The first part hits the essence of the revolution. The second part is mired in implementation triviality.
By that token, law is also trivia. The thing is, how successful do you think the internet is going to be? It has, within a few decades, permeated almost every aspect of our lives, and it seems set to get even bigger. An analogy in human history would be, say, society itself. Before that, people lived in isolated subsistence-level, hunter-gatherer tribes. When bigger societies emerged, a member of such a tribe could have made the argument that knowing the rules of such a society was useless trivia because it wasn't really useful, as opposed to knowing how to hunt and recognize berries that aren't poisonous. These tribes either integrated into larger societies or became extinct.

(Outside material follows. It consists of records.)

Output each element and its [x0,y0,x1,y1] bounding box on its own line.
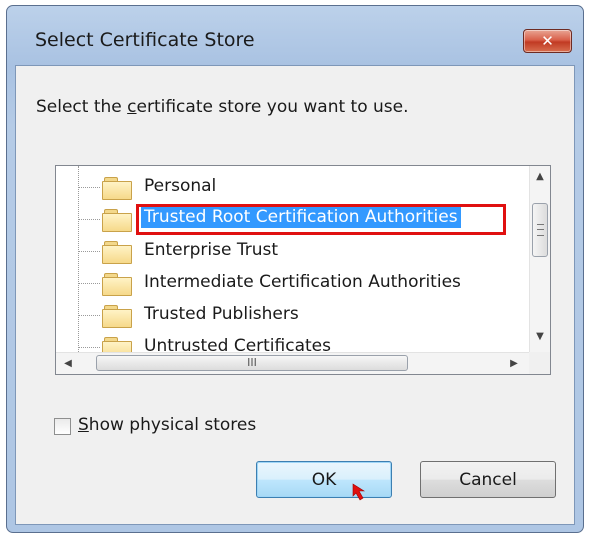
show-physical-stores-checkbox[interactable] [54,418,71,435]
tree-connector [78,219,100,220]
tree-item[interactable]: Enterprise Trust [56,236,530,268]
dialog-window: Select Certificate Store ✕ Select the ce… [6,5,584,533]
tree-connector [78,347,100,348]
tree-item-label: Trusted Root Certification Authorities [141,206,461,228]
tree-item[interactable]: Personal [56,172,530,204]
vertical-scrollbar[interactable]: ▲ ▼ [529,166,550,352]
scrollbar-corner [529,352,550,374]
close-button[interactable]: ✕ [523,29,572,53]
scroll-up-icon[interactable]: ▲ [530,166,550,186]
tree-item[interactable]: Trusted Publishers [56,300,530,332]
scroll-right-icon[interactable]: ▶ [504,353,524,374]
folder-icon [102,241,132,264]
scroll-left-icon[interactable]: ◀ [58,353,78,374]
tree-item[interactable]: Trusted Root Certification Authorities [56,204,530,236]
cancel-button[interactable]: Cancel [420,461,556,498]
tree-item[interactable]: Intermediate Certification Authorities [56,268,530,300]
folder-icon [102,273,132,296]
tree-item-label: Intermediate Certification Authorities [144,272,461,292]
horizontal-scrollbar[interactable]: ◀ III ▶ [56,352,530,374]
scroll-down-icon[interactable]: ▼ [530,326,550,346]
close-icon: ✕ [541,32,554,50]
tree-item[interactable]: Untrusted Certificates [56,332,530,352]
red-arrow-cursor-icon [352,483,366,501]
tree-item-label: Enterprise Trust [144,240,279,260]
folder-icon [102,209,132,232]
dialog-client-area: Select the certificate store you want to… [15,65,575,525]
folder-icon [102,177,132,200]
title-bar[interactable]: Select Certificate Store ✕ [7,6,583,68]
folder-icon [102,305,132,328]
tree-connector [78,187,100,188]
certificate-store-tree[interactable]: Personal Trusted Root Certification Autho… [55,165,551,375]
scroll-grip: III [247,356,257,369]
horizontal-scroll-thumb[interactable]: III [96,355,408,371]
window-title: Select Certificate Store [35,29,255,51]
tree-item-label: Untrusted Certificates [144,336,331,352]
instruction-text: Select the certificate store you want to… [36,97,409,117]
folder-icon [102,337,132,352]
vertical-scroll-thumb[interactable] [532,203,548,257]
tree-connector [78,283,100,284]
tree-rows: Personal Trusted Root Certification Autho… [56,166,530,352]
tree-item-label: Personal [144,176,217,196]
tree-connector [78,251,100,252]
tree-connector [78,315,100,316]
tree-item-label: Trusted Publishers [144,304,299,324]
show-physical-stores-label[interactable]: Show physical stores [78,415,256,435]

Needless to say, I do not know the future of human civilization or whether the internet will continue to be important or even retain the same structure, but it seems reasonable to suppose that it will, because as more technology is built on top of it or that utilizes it (all our computers and mobile devices, web apps, etc), it becomes more indispensable, subject to the emergence of disruptive substitutes.
Forgive this rambling comment, but I have a point, which is this: I think that as more widely-used abstractions are built on top of a basic structure, this structure becomes an increasingly important reality unto itself and the mechanics of it become deep knowledge, at least where us humans are concerned. Also, I would point out that though I agree with you on math, physics and chemistry, to most people, those are useless trivia too.
I agree, I almost can't remember the last time I even bothered to look at a url...two weeks ago? a month? For the most part, the address bar is a meaningless mash of characters I can pretty safely ignore 95% of the time.
Since so many people use both web browsers and Microsoft Word, such knowledge could even help you to get a job. But is it any kind of deep or essential knowledge? Does anyone care about the structure of addresses for VideoTex? Does anyone care about the layout of menus and screens in the old AOL client? How about setting up privacy settings in Friendster? Yes, a few people still care, but almost everyone will recognize that this is all really just trivia now. But once upon a time, this was really useful information.
Yes, URL structure is currently necessary to use the internet as we know it today. But it's every bit as arbitrary as the width of the standard rail gauge.
Math is deep knowledge. Physics or chemistry is deep knowledge. URL structure is trivia. A lot of people who don't pay attention to it are actually smart enough to recognize it as such. They have other things to think about.